RENCI is all about partnerships. Our software developers, engineers, data and computing specialists team with researchers to give them the technologies and cyberinfrastructure they need to continue important work and launch new projects.
Such was the case with REALTROMINS, a medical device startup launched by a Keith Kocis, an MD in the department of pediatrics at UNC’s School of Medicine, and his brother Daniel Kocis, Jr., PhD. REALTROMINS (which stands for REAL-Time Risk Of Mortality and INStability) set out to help the most vulnerable of medical patients: critically ill infants the pediatric intensive care unit and children’s cardiac care unit at UNC Children’s Hospital.
Back in 2007, when the company was brand new and RENCI was a relatively new resource for research teams, Keith Kocis lauched a partnership with RENCI to help develop his idea into a commercially viable product. RENCI researchers worked with the company for several years to develop new technologies for capturing, managing, integrating, analyzing, and visualizing vast amounts of real-time data gathered from hospital monitors. The idea was to give doctors and nurses a system for easily assessing an infant’s condition, including overall trends that can indicate whether the infant’s condition is improving or deteriorating.
Using this tool, the REALTROMINS founders hoped that caregivers would be able to quickly respond to changes and realign their treatment plans to maximize an infant’s chance of survival.
RENCI helped the company develop the cyberinfrastructure needed for its product, and then moved on. That’s generally how it works here. We give our partners tools they need and probably couldn’t develop themselves, and then we let them run with them. I often want to check in with former partners and find out if their work is still on track, but I rarely have the time to do so.
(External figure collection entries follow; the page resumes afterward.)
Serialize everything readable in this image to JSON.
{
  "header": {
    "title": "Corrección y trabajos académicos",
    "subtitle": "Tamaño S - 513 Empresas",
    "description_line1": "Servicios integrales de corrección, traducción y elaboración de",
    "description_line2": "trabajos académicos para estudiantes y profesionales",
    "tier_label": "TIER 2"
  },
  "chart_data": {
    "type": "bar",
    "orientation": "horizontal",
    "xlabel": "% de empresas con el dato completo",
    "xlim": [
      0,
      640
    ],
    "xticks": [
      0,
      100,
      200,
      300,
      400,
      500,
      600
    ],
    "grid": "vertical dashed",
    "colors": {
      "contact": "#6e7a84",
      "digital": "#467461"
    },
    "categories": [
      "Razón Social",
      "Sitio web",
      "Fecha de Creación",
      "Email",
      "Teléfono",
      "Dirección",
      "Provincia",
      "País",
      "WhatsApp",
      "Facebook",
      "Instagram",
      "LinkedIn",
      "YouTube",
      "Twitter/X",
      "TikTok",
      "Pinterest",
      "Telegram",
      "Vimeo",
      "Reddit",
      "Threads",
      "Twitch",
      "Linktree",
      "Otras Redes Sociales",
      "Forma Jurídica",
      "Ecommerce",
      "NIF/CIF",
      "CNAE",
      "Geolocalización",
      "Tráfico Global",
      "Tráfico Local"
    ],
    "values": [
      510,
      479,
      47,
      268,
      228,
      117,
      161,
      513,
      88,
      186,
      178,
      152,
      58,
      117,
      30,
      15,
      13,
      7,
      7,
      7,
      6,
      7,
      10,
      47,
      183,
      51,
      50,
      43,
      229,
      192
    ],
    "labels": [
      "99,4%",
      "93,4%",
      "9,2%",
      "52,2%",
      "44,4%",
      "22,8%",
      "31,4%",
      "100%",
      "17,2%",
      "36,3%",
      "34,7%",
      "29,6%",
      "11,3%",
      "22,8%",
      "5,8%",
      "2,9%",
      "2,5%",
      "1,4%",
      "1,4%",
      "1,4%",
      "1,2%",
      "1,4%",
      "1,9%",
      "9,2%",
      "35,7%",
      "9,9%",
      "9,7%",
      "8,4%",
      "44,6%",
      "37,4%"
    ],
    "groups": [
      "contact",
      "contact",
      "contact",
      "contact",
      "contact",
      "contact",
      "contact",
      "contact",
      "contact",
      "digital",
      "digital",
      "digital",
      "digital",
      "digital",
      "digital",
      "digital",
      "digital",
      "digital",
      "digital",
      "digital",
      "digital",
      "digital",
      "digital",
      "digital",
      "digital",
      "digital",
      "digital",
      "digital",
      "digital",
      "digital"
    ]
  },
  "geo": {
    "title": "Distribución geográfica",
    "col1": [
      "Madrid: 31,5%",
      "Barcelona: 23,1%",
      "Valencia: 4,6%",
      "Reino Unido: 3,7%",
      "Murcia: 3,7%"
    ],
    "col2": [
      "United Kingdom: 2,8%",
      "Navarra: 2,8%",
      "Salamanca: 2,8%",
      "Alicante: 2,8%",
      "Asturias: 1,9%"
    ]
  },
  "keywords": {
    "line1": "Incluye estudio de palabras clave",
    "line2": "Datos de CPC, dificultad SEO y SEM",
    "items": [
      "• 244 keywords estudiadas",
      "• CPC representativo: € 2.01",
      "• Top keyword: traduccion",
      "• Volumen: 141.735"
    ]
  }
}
That’s why it was good to hear from Keith Kocis recently and learn that REALTROMINS is thriving and has just announced two new devices, one for assessing critically ill newborns and one for hospitalized children outside the ICU. The company now works with IBM, using its InfoSphere Streams technology in continued development.
Congratulations to REALTROMINS on this important new technology with the potential to save lives. And a round of applause to UNC’s Kenan Flagler Business School and the Office of Technology Development for helping the Kocis’ turn a good idea into a viable company. This is truly a partnership that paid off for RENCI, and demonstrates the real-world value of UNC research.